As I have written about elsewhere, children must tame their inchoate drives and irrational thinking in order to arrive at an adult rationality. We use defenses (I describe many types of defenses here) to bind some of the energy which arises from our instinctual drives and free it for more adaptive use.
Another extremely important factor in maturation is the use of fantasy to structure and organize the child’s mental life. Fantasy in this use does not refer to the typical adult fantasies made famous by James Thurber in Walter Mitty (a bit of an archaic reference, I suppose). In this usage, fantasy refers to the personal myths a child develops to make sense of his experience. As the child develops and matures, these personal myths join many other memories in the unconscious realm, no longer available to the person but constantly asserting themselves in disguised and derivative ways, and offering a scaffolding for the personality to solidify around. There are some almost universal myths and there are more idiosyncratic myths. Most children grow up with the firm belief that their parents are the best of all parents and that they love their children without reservation. (One of the reasons so many misperceive Psychoanalysis as being a process of "blaming the mother" is that part of the goal of treatment is to resolve much of the distorted ways in which a person sees their parents and allow them to recognize their parents as real, fallible, human beings who have, hopefully, done the best they could with the equipment they brought to the child rearing task. In working to resolve the distortions, much idealization is removed and this is what leads to people thinking we are blaming the parents.) Most "good enough" parents are able to conform closely enough to this model to cause minimal dissonance. Parents who are farther from the model create significant psychological problems for the developing child. As an example, an abused child needs to feel loved (which is absolutely necessary for their psychological survival) and their only recourse growing up is to imagine that their loving parent hit them (or beat them, or did any number of terrible things to them) out of the best of motives. Their parents love them (they tell them that all the time) and therefore, any beatings were deserved; the child must have been bad. The necessity of maintaining the fiction/myth of a loving family leaves this child believing they are bad at their core, which causes lifelong difficulty.

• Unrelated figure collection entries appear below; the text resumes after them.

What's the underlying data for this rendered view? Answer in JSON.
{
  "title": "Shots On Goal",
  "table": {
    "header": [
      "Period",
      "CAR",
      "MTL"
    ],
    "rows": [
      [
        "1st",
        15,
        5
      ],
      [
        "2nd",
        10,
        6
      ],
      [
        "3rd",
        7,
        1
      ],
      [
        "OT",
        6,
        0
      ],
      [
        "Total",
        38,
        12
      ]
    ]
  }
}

Family values, to my way of thinking, involves all the myriad wishes and fantasies related to the existence of the "ideal" loving family. We may all fall short of this ideal, but its existence offers a template for struggling humans to be "good enough" parents. When we talk about actions that support family values, we are essentially arguing whether or not a given action makes it easier or harder to maintain this image of the "perfect" family to which we can strive.
Raising healthy children is extraordinarily difficult, especially at a time and place when all "verities" are in question and under assault. There is no instruction manual; the closest thing we have to a child rearing template is the ideal, imagined family. As this image is attacked, our social framework suffers. The less secure families have less and less external structure to help them survive, and as families unravel, so does the social network threaten to unravel.